Last reviewed 28 June 2021
At the inquest into the death of nine year-old Ella Kissi-Debrah, the coroner concluded that air pollution made a material contribution to her death and issued a Prevention of Future Deaths Report.
This action is open to coroners if they have heard evidence that further avoidable deaths could happen if preventive action is not taken. The report is sent to the person or authority with the power to make the changes that are suggested.
The report was in this case addressed to numerous bodies including the Department for Environment, Food and Rural Affairs (Defra), the Department for Transport (DfT), the Department of Health and Social Care (DHSC), the Mayor of London and the London Borough of Lewisham.
Details of the Government’s response can be found at GOV.UK.
Environment Secretary George Eustice said: “Air pollution levels have reduced significantly since 2010, with emissions of fine particulate matter falling by 11%, while emissions of nitrogen oxides are at their lowest level since records began”.

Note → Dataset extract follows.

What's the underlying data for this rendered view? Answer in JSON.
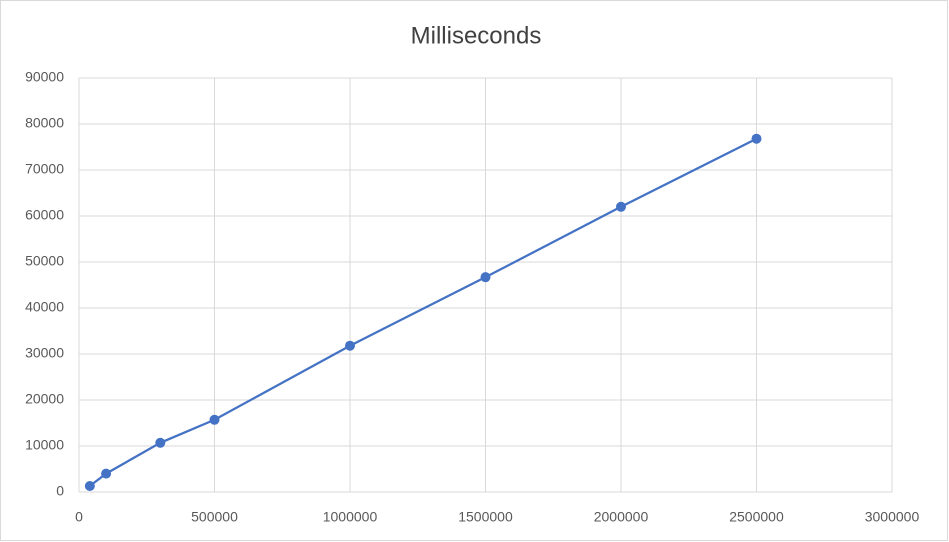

The British Safety Council (BSC) has criticised the Government’s response to the coroner’s concerns, saying that it fails to set out concrete actions to both reduce harmful levels of ambient air pollution and limit exposure to toxic air.
The BSC said: “Once again, the Government is planning a consultation on a legal limit for tiny particulate matter (PM2.5) but not until next year. British Safety Council finds this unbelievable when the Government’s own Environment Bill — the purpose of which is to set a legal limit for PM2.5 — is currently being considered in Parliament.”
The reality is, it went on, that air pollution is the UK’s largest environmental health risk, greater than obesity and smoking, and it causes 40,000 deaths a year while costing the economy a staggering £30 billion annually.
BSC Chief Executive, Mike Robinson, said: “The Government should act immediately to enshrine into UK law the World Health Organisation limits for PM2.5, as well as the WHO limits for other harmful pollutants including PM10, nitrogen dioxide and ozone”.